En septiembre del año pasado, tras llegar a un acuerdo para someterse a una cirugía de cambio de sexo, Manning puso fin a una huelga de hambre de algunos días por considerar que se le negaba el tratamiento para su disforia de género. Aseguró que solo le pedía al ejército que la dejara ser ella misma.

Desde la filtración de los documentos, Manning se ha convertido en un símbolo para los defensores de la libre circulación de la información. A su vez, ha dicho que no se considera una pacifista ni una objetora de conciencia.

En una carta al diario británico The Guardian en 2013, señaló que nunca había dicho ser una persona contraria a la guerra y que se había unido a las fuerzas militares para defender a su país. En la misiva, se describió a sí misma como una humanista motivada no solo por su fe en la transparencia, sino también por su profunda preocupación por el valor de la vida humana.

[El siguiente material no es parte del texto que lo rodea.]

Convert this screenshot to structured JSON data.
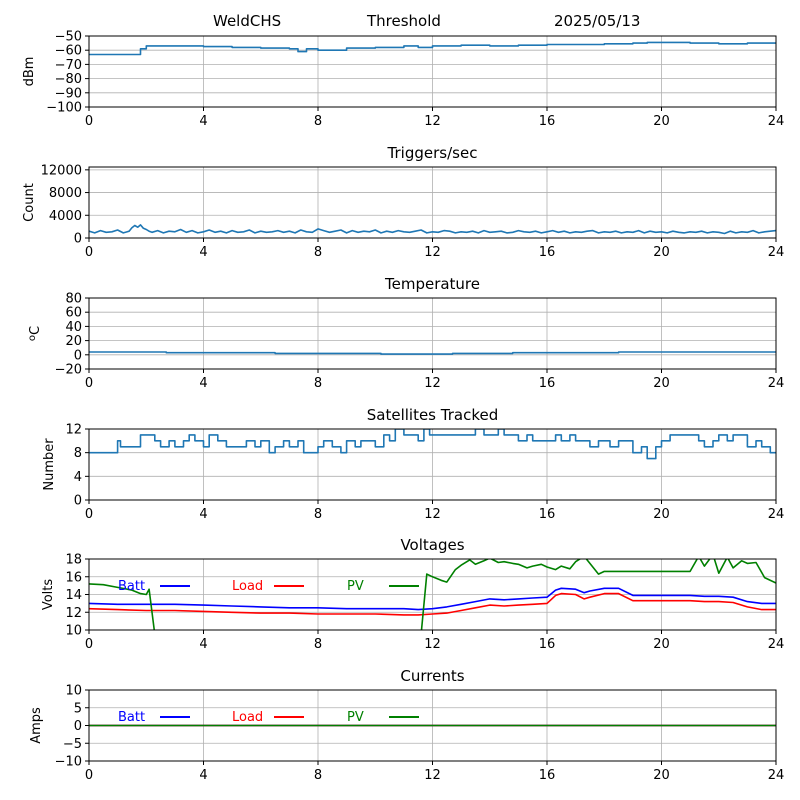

En una declaración tras recibir el premio de la paz Sean McBride en 2013, afirmó: “La opinión pública no puede decidir qué acciones y políticas están o no están justificadas si no siquiera conoce los detalles más rudimentarios sobre ellas y sus efectos”.

Los documentos entregados por Manning a WikiLeaks incluían cientos de miles de cables diplomáticos de EU, archivos sobre detenidos en Guantánamo, y reportes sobre incidentes militares en Irak y Afganistán. Se trató de la mayor filtración de secretos oficiales en la historia de Estados Unidos.

El 17 de mayo saldrá en libertad tras serle conmutada la pena de 35 años de cárcel por el presidente Barack Obama.